Multimodal Deep Neural Networks using Both Engineered and Learned Representations for Biodegradability Prediction
This work addresses the challenge of limited labeled data in domains like chemical sciences by improving biodegradability prediction, though it is incremental as it builds on existing methods.
The paper tackles the problem of predicting biodegradability in chemical sciences by developing a multimodal CNN-MLP neural network that combines domain-specific feature engineering with learned representations, achieving a 27% lower error classification rate of 0.125 compared to the state-of-the-art.

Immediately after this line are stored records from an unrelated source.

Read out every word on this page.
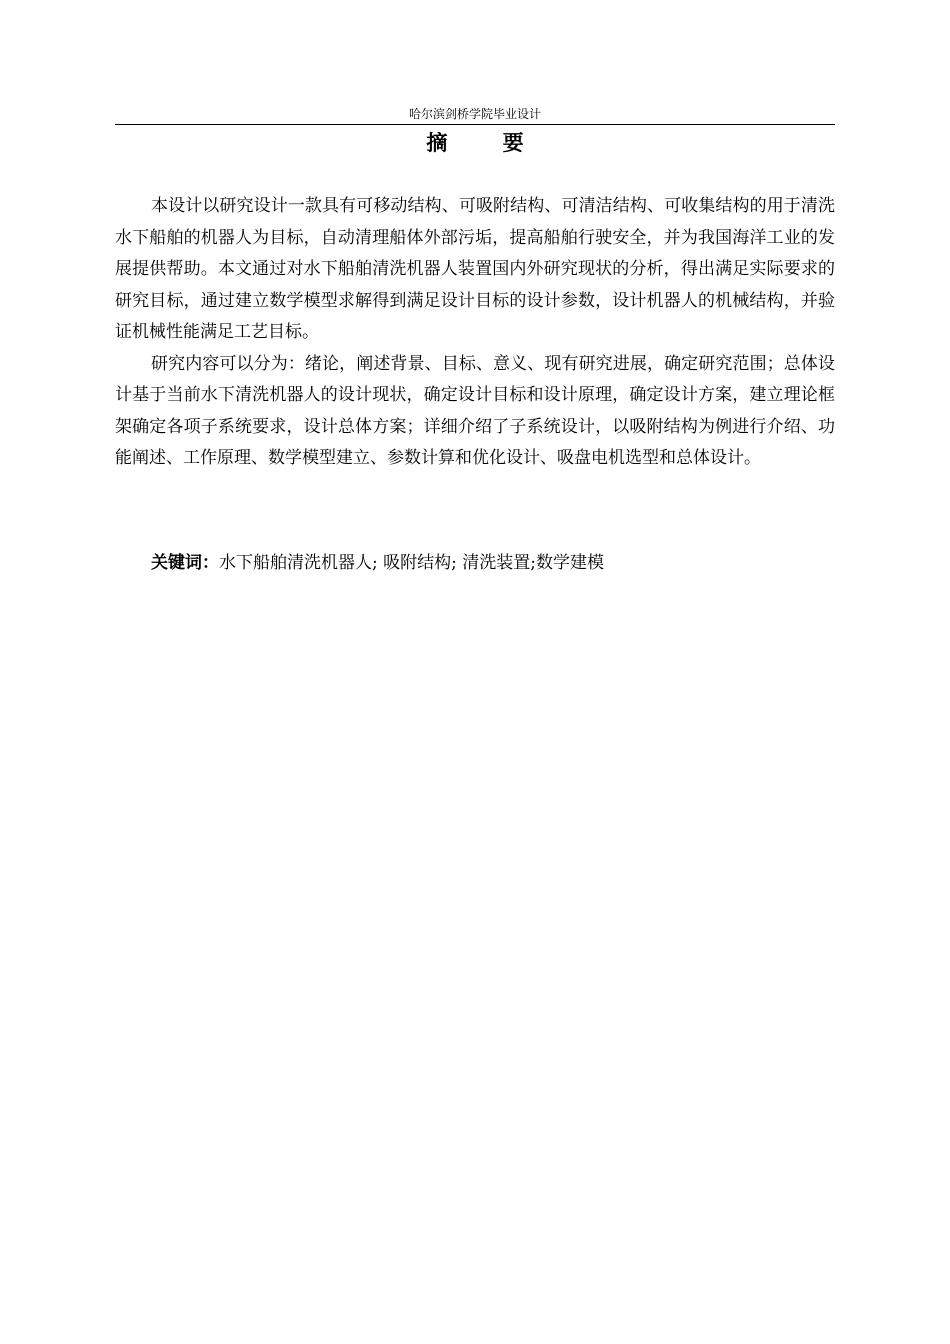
哈尔滨剑桥学院毕业设计
摘 要

本设计以研究设计一款具有可移动结构、可吸附结构、可清洁结构、可收集结构的用于清洗水下船舶的机器人为目标，自动清理船体外部污垢，提高船舶行驶安全，并为我国海洋工业的发展提供帮助。本文通过对水下船舶清洗机器人装置国内外研究现状的分析，得出满足实际要求的研究目标，通过建立数学模型求解得到满足设计目标的设计参数，设计机器人的机械结构，并验证机械性能满足工艺目标。

研究内容可以分为：绪论，阐述背景、目标、意义、现有研究进展，确定研究范围；总体设计基于当前水下清洗机器人的设计现状，确定设计目标和设计原理，确定设计方案，建立理论框架确定各项子系统要求，设计总体方案；详细介绍了子系统设计，以吸附结构为例进行介绍、功能阐述、工作原理、数学模型建立、参数计算和优化设计、吸盘电机选型和总体设计。

关键词：水下船舶清洗机器人; 吸附结构; 清洗装置;数学建模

Deep learning algorithms excel at extracting patterns from raw data, and with large datasets, they have been very successful in computer vision and natural language applications. However, in other domains, large datasets on which to learn representations from may not exist. In this work, we develop a novel multimodal CNN-MLP neural network architecture that utilizes both domain-specific feature engineering as well as learned representations from raw data. We illustrate the effectiveness of such network designs in the chemical sciences, for predicting biodegradability. DeepBioD, a multimodal CNN-MLP network is more accurate than either standalone network designs, and achieves an error classification rate of 0.125 that is 27% lower than the current state-of-the-art. Thus, our work indicates that combining traditional feature engineering with representation learning can be effective, particularly in situations where labeled data is limited.